Inconsistency handling is an important issue in knowledge management. Especially in ontology engineering, logical inconsistencies may occur during ontology construction. A natural way to reason with an inconsistent ontology is to utilize the maximal consistent subsets of the ontology. However, previous studies on selecting maximum consistent subsets have rarely considered the semantics of the axioms, which may result in irrational inference. In this paper, we propose a novel approach to reasoning with inconsistent ontologies in description logics based on the embeddings of axioms. We first give a method for turning axioms into distributed semantic vectors to compute the semantic connections between the axioms. We then define an embedding-based method for selecting the maximum consistent subsets and use it to define an inconsistency-tolerant inference relation. We show the rationality of our inference relation by considering some logical properties. Finally, we conduct experiments on several ontologies to evaluate the reasoning power of our inference relation. The experimental results show that our embedding-based method can outperform existing inconsistency-tolerant reasoning methods based on maximal consistent subsets.

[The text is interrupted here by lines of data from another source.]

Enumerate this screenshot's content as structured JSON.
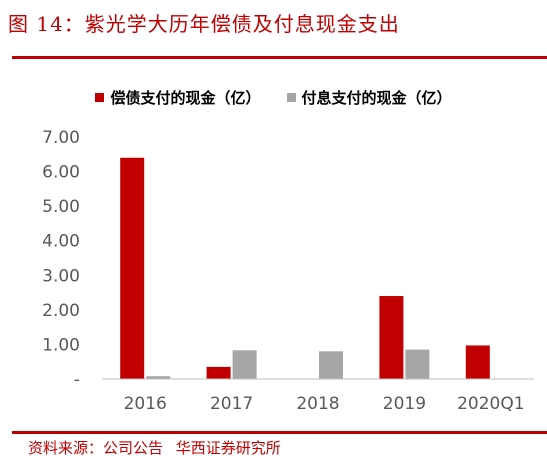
{
  "title": "图 14：紫光学大历年偿债及付息现金支出",
  "source": [
    "资料来源：公司公告",
    "华西证券研究所"
  ],
  "colors": {
    "accent": "#c00000",
    "series1": "#c00000",
    "series2": "#a6a6a6"
  },
  "chart_data": {
    "type": "bar",
    "categories": [
      "2016",
      "2017",
      "2018",
      "2019",
      "2020Q1"
    ],
    "series": [
      {
        "name": "偿债支付的现金（亿）",
        "color": "#c00000",
        "values": [
          6.4,
          0.35,
          0,
          2.4,
          0.97
        ]
      },
      {
        "name": "付息支付的现金（亿）",
        "color": "#a6a6a6",
        "values": [
          0.08,
          0.83,
          0.8,
          0.85,
          0
        ]
      }
    ],
    "yticks": [
      "-",
      "1.00",
      "2.00",
      "3.00",
      "4.00",
      "5.00",
      "6.00",
      "7.00"
    ],
    "ylim": [
      0,
      7
    ],
    "legend_position": "top-center",
    "grid": false
  }
}
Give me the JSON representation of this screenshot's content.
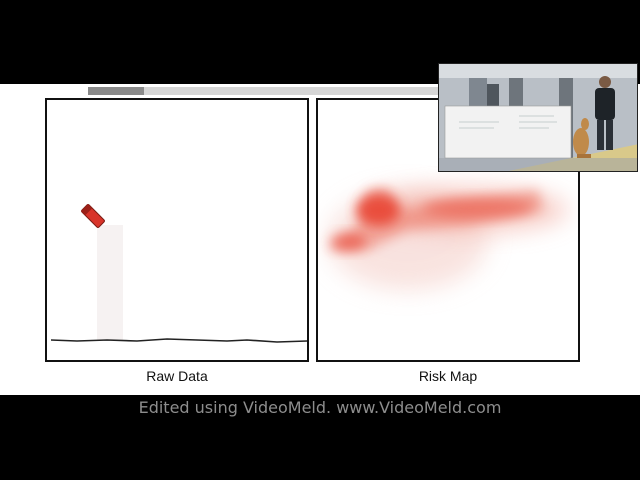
{
  "panels": {
    "raw_label": "Raw Data",
    "risk_label": "Risk Map"
  },
  "watermark": "Edited using VideoMeld.  www.VideoMeld.com",
  "video": {
    "progress_fraction": 0.16
  },
  "colors": {
    "risk_red": "#e8402f",
    "robot_red": "#d8342a",
    "line": "#222222"
  }
}
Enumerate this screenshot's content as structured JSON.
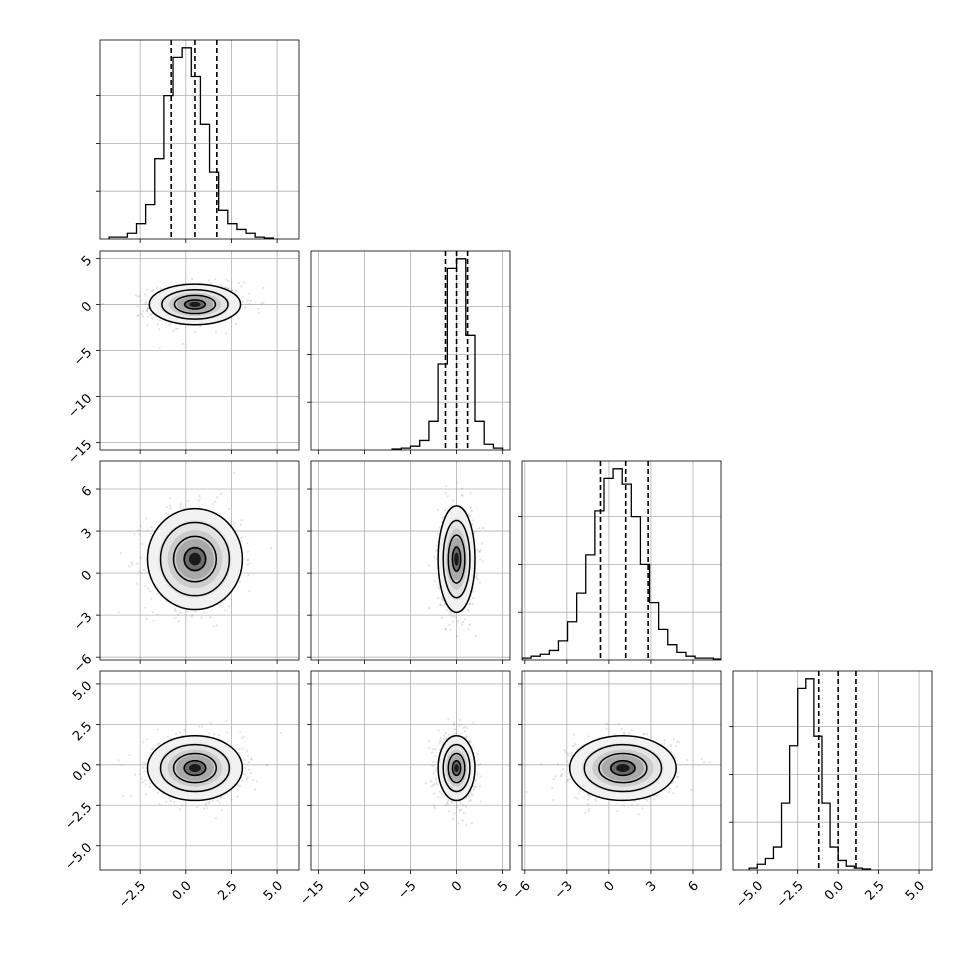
{
  "chart_data": {
    "type": "corner",
    "grid": true,
    "variables": [
      {
        "range": [
          -4.7,
          6.2
        ],
        "ticks": [
          -2.5,
          0.0,
          2.5,
          5.0
        ],
        "tick_labels": [
          "−2.5",
          "0.0",
          "2.5",
          "5.0"
        ],
        "quantiles": [
          -0.8,
          0.5,
          1.7
        ],
        "hist_start": -4.2,
        "hist_step": 0.5,
        "hist": [
          1,
          1,
          3,
          8,
          18,
          42,
          75,
          95,
          100,
          85,
          60,
          35,
          15,
          8,
          5,
          3,
          1,
          0.5
        ]
      },
      {
        "range": [
          -15.8,
          5.8
        ],
        "ticks": [
          -15,
          -10,
          -5,
          0,
          5
        ],
        "tick_labels": [
          "−15",
          "−10",
          "−5",
          "0",
          "5"
        ],
        "quantiles": [
          -1.2,
          0.0,
          1.2
        ],
        "hist_start": -7.0,
        "hist_step": 1.0,
        "hist": [
          0.5,
          1,
          2,
          5,
          15,
          45,
          95,
          100,
          60,
          15,
          3,
          1
        ]
      },
      {
        "range": [
          -6.2,
          8.0
        ],
        "ticks": [
          -6,
          -3,
          0,
          3,
          6
        ],
        "tick_labels": [
          "−6",
          "−3",
          "0",
          "3",
          "6"
        ],
        "quantiles": [
          -0.6,
          1.2,
          2.8
        ],
        "hist_start": -6.2,
        "hist_step": 0.65,
        "hist": [
          1,
          2,
          3,
          5,
          10,
          20,
          35,
          55,
          78,
          95,
          100,
          92,
          75,
          50,
          30,
          16,
          8,
          4,
          2,
          1,
          1,
          0.5
        ]
      },
      {
        "range": [
          -6.5,
          5.8
        ],
        "ticks": [
          -5.0,
          -2.5,
          0.0,
          2.5,
          5.0
        ],
        "tick_labels": [
          "−5.0",
          "−2.5",
          "0.0",
          "2.5",
          "5.0"
        ],
        "quantiles": [
          -1.2,
          0.0,
          1.1
        ],
        "hist_start": -5.5,
        "hist_step": 0.5,
        "hist": [
          1,
          3,
          6,
          12,
          35,
          65,
          95,
          100,
          70,
          35,
          12,
          5,
          2,
          1,
          0.5
        ]
      }
    ],
    "pairs": [
      {
        "row": 1,
        "col": 0,
        "mean": [
          0.5,
          0.0
        ],
        "sd": [
          1.25,
          1.1
        ],
        "rho": 0.1
      },
      {
        "row": 2,
        "col": 0,
        "mean": [
          0.5,
          1.0
        ],
        "sd": [
          1.3,
          1.8
        ],
        "rho": 0.0
      },
      {
        "row": 2,
        "col": 1,
        "mean": [
          0.0,
          1.0
        ],
        "sd": [
          1.0,
          1.9
        ],
        "rho": 0.0
      },
      {
        "row": 3,
        "col": 0,
        "mean": [
          0.5,
          -0.2
        ],
        "sd": [
          1.3,
          1.0
        ],
        "rho": 0.0
      },
      {
        "row": 3,
        "col": 1,
        "mean": [
          0.0,
          -0.2
        ],
        "sd": [
          1.0,
          1.0
        ],
        "rho": 0.0
      },
      {
        "row": 3,
        "col": 2,
        "mean": [
          1.0,
          -0.2
        ],
        "sd": [
          1.9,
          1.0
        ],
        "rho": 0.0
      }
    ]
  }
}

翻译：不一致处理是知识管理中的一个重要问题。特别在本体工程中，本体构建过程中可能产生逻辑不一致性。处理不一致本体的自然方法是利用本体的最大一致子集。然而，以往关于最大一致子集选择的研究很少考虑公理的语义，这可能导致非理性的推理。本文提出了一种基于公理嵌入的描述逻辑中不一致本体推理的新方法。首先，我们给出了一种将公理转化为分布式语义向量的方法，以计算公理之间的语义联系。随后，我们定义了一种基于嵌入的最大一致子集选择方法，并利用它定义了一种不一致容忍的推理关系。通过考察若干逻辑性质，我们证明了该推理关系的合理性。最后，我们在多个本体上进行了实验，评估了该推理关系的推理能力。实验结果表明，基于嵌入的方法在性能上优于现有基于最大一致子集的不一致容忍推理方法。